映画のスケールも大きいのですが、国岡鐡造という人間もスケールの大きな人物として描かれています。
海賊と呼ばれた男、モデルとなった国岡鉄造のリーダーとしての生き方!
海賊と呼ばれた男で描かれる、国岡商店の社長、国岡鐡造(くにおかてつぞう)は、敗戦で何もかも失いました。
外地で戦った店員(社員)たちを失い、会社も倒産の危機。
残った店員たちも希望を失い、リストラされるのかとやけになっていました。
そんなとき、国岡鐡造(くにおかてつぞう)は、残った社員の雇用を継続することを決めます。
会社が潰れるかどうかという最大のピンチにも、人は財産と言い切る器の大きさ!
これぞリーダーのかがみ!
命さえあれば、どんな危機も乗り越えられると、骨太の精神力で店員(映画では社員のことを「店員」と読んでいます)を鼓舞します。
「店員」とは、おそらく、国岡商店がまだ小さな店だったときの呼び方をそのまま使っているのでしょう。
経営危機になるとまっさきに切るのは人、という経営者が多い中、社員も会社も守るという姿勢にリーダーの人間性が表れています。
まして現在とは時代背景も違い、今よりもっと厳しい時代だった終戦直後の混乱にも関わらず、店員はみな家族、わいが守る!という姿勢に、目頭が熱くなりました!

『海賊と呼ばれた男』モデルの映画のあらすじと感想
終戦後、国岡c(くにおかてつぞう)は店員を集めてゲキを飛ばします。
「愚痴(ぐち)をやめよ!」
日本が大戦に負けたことを悲嘆した店員たちの口から出るのは、今を嘆く言葉と将来の不安ばかり。

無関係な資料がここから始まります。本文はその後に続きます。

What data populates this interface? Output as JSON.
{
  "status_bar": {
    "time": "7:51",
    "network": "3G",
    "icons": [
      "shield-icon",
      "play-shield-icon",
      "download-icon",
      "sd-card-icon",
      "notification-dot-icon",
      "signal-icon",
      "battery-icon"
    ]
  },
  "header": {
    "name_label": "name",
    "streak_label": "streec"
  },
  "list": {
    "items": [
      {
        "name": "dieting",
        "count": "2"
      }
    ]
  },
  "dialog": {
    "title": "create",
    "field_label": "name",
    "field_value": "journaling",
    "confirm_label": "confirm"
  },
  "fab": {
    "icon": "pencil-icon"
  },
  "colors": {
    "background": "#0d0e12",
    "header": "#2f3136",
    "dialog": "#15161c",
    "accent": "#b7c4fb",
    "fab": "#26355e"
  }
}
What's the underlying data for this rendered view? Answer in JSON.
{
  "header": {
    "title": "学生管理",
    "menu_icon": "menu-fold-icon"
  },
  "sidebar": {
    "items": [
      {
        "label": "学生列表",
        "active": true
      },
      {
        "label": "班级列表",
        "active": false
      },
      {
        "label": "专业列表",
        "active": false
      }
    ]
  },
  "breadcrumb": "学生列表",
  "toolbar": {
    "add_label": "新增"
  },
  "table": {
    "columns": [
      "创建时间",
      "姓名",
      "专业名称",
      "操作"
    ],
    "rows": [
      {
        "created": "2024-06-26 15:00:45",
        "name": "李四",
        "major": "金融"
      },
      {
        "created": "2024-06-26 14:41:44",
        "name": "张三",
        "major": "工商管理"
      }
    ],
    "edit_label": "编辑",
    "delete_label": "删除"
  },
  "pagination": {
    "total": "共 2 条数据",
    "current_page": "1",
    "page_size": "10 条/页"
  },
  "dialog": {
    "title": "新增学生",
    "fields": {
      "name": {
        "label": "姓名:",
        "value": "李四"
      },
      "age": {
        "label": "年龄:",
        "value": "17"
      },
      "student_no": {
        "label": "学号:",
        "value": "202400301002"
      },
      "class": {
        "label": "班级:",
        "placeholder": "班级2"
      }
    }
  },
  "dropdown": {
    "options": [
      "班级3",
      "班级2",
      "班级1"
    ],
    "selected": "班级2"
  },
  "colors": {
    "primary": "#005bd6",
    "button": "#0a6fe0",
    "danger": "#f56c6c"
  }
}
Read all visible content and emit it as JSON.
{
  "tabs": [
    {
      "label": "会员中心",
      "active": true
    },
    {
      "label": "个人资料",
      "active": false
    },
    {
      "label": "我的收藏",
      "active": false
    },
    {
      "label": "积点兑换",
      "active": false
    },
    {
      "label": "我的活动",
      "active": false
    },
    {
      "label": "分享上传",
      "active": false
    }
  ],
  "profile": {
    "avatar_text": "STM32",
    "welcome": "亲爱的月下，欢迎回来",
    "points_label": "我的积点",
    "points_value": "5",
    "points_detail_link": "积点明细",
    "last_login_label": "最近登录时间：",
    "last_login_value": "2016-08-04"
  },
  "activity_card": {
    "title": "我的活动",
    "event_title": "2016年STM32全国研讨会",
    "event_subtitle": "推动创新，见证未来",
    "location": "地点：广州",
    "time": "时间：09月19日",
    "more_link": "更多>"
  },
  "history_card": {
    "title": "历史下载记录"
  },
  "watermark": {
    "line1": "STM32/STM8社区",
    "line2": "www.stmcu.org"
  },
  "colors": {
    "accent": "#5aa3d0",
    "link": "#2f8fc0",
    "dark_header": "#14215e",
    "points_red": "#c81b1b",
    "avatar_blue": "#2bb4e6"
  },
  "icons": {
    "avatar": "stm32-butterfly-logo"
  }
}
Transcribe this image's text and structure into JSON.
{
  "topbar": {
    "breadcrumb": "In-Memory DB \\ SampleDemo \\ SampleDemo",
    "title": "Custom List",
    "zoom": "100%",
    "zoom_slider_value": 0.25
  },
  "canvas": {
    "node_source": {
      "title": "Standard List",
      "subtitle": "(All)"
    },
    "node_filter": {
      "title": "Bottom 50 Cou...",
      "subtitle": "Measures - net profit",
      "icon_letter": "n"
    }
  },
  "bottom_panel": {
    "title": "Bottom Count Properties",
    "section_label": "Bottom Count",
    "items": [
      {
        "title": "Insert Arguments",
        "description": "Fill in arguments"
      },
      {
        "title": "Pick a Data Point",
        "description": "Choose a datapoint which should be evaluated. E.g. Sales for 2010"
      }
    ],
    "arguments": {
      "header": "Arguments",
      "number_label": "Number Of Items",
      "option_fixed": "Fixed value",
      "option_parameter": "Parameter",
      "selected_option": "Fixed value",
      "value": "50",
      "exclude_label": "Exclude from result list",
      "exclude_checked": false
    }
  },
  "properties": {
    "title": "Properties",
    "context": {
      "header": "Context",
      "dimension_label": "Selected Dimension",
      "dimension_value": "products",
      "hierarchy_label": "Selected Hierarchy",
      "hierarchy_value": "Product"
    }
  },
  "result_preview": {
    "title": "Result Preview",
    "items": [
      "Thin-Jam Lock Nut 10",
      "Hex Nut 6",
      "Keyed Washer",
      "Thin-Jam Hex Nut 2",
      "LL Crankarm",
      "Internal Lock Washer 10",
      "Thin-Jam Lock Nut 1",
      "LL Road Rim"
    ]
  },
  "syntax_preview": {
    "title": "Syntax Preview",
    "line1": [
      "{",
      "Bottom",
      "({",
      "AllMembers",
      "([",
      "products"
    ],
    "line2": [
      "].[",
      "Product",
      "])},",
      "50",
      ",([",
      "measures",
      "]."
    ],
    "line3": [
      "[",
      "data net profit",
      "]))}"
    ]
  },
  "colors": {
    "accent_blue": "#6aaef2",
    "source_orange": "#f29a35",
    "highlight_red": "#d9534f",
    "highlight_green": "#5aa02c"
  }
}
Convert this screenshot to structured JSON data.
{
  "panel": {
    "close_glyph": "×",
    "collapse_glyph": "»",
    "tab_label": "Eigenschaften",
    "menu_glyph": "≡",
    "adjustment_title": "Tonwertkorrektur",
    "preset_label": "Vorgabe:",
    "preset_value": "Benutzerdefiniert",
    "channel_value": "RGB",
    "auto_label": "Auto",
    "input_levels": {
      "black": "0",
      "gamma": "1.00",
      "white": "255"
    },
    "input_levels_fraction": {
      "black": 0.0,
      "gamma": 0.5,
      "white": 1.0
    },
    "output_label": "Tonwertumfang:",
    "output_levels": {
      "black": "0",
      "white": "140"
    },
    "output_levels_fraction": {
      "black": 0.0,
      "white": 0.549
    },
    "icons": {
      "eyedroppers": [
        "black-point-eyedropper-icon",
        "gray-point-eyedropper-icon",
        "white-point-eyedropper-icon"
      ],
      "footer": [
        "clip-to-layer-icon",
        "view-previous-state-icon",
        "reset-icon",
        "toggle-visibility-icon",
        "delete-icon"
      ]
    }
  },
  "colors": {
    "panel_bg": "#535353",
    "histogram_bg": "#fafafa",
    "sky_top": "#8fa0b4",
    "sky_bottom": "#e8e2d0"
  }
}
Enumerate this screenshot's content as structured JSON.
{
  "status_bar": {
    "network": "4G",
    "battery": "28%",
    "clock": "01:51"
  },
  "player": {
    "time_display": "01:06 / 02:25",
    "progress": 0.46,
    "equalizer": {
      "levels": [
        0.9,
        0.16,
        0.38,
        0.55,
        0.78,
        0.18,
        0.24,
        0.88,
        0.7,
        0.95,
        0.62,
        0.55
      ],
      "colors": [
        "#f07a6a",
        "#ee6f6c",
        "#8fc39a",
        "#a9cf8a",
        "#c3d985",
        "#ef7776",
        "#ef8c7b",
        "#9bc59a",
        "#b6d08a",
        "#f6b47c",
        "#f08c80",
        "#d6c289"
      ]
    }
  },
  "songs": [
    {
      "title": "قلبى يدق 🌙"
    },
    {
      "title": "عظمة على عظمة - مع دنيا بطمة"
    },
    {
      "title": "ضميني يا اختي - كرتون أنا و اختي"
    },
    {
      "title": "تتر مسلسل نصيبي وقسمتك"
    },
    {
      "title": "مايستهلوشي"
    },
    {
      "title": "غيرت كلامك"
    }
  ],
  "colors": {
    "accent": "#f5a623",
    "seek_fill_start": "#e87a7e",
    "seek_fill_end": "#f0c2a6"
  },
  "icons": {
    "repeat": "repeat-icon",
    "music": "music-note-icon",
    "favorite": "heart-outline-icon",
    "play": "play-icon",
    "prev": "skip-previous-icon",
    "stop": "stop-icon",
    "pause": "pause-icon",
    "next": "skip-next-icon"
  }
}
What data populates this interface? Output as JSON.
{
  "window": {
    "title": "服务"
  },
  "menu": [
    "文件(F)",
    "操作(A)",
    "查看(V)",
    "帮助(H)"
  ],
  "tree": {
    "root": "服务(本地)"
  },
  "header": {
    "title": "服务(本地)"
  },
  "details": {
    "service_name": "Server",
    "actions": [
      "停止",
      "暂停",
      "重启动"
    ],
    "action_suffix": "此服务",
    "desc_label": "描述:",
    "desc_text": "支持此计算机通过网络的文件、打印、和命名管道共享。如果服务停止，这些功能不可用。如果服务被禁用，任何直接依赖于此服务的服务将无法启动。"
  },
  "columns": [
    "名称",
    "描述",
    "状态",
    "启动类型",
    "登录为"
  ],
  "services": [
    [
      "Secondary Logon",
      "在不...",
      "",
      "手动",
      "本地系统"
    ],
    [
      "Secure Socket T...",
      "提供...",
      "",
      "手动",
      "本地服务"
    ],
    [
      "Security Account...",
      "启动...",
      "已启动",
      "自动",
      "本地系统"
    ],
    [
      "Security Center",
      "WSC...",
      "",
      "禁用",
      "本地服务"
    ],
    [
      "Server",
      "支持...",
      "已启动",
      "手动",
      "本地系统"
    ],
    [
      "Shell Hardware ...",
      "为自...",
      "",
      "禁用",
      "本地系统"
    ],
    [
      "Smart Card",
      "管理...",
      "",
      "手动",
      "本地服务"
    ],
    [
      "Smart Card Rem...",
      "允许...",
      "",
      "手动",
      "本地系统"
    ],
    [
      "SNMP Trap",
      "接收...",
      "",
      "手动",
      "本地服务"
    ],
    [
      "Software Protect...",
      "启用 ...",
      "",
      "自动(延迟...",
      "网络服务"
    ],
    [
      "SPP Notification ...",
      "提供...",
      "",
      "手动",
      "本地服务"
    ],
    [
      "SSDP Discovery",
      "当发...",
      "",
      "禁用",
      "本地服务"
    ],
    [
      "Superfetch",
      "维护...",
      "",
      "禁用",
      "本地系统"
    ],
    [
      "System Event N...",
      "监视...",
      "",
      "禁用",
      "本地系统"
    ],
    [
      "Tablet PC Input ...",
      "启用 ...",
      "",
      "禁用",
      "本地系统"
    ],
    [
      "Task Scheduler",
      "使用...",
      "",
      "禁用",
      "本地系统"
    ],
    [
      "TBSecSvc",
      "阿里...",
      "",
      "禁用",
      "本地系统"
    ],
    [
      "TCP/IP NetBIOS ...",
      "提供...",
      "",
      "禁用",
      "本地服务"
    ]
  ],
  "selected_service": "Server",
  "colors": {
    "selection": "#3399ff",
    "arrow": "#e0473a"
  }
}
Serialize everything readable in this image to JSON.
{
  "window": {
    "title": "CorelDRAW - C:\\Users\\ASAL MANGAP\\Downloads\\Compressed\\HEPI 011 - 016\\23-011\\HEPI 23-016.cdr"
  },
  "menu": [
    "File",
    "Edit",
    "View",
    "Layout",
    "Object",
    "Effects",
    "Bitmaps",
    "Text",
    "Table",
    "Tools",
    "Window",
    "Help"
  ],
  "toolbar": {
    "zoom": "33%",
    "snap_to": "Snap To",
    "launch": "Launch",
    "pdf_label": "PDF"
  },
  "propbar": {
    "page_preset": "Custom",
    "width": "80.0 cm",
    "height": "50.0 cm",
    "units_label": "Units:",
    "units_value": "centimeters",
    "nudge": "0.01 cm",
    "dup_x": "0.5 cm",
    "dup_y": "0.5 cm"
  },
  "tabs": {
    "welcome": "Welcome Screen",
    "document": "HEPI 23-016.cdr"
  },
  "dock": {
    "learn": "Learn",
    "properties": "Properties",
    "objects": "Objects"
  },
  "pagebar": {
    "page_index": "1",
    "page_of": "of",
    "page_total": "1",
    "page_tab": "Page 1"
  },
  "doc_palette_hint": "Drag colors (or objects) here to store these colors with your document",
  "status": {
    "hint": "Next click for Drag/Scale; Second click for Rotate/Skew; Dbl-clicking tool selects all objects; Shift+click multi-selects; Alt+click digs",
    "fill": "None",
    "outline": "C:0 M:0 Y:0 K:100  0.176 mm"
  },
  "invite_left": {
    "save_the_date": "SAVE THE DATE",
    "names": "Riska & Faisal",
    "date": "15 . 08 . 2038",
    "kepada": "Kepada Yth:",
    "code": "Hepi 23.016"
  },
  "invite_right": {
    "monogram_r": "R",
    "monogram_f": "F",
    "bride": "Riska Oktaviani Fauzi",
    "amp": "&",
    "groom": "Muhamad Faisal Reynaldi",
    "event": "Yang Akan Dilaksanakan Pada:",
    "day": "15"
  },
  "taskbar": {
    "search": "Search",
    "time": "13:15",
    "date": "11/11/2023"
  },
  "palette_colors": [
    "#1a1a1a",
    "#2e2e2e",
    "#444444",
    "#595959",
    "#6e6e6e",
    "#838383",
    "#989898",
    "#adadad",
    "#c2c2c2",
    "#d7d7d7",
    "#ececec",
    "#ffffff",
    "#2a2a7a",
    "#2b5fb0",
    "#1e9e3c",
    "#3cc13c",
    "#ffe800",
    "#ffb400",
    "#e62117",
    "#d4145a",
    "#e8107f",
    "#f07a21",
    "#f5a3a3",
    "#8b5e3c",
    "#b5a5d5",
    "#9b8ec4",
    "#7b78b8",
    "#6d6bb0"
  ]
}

そんな店員たちに、「愚痴をやめよ!」と言い放ちます。
敗戦した事実は変えられません。
失った命も戻ってきません。
大事なのは、覚悟を決めて未来を変えていくことです。
さらに、会社が倒産寸前という危機を前にして
「会社は何もかも失ったが、いちばん大事な財産が残っている」
「店員といういちばんの財産が残っている」

店員たちを鼓舞(こぶ)し、一人も解雇しないと約束するのです。
すばらしい!!
会社存続の危機に直面しようとも、社員を守る懐(ふところ)の大きさ!
なんと人としての器がでかいことよ!!
時代も歴史経緯も違う現在と、単純に比べることはできませんが、
エネルギーをめぐる戦争(太平洋戦争)で敗戦し、何もかも失った大企業の社長が、社員も会社も立て直すという意気込みは、まさに社長の鑑(かがみ)です。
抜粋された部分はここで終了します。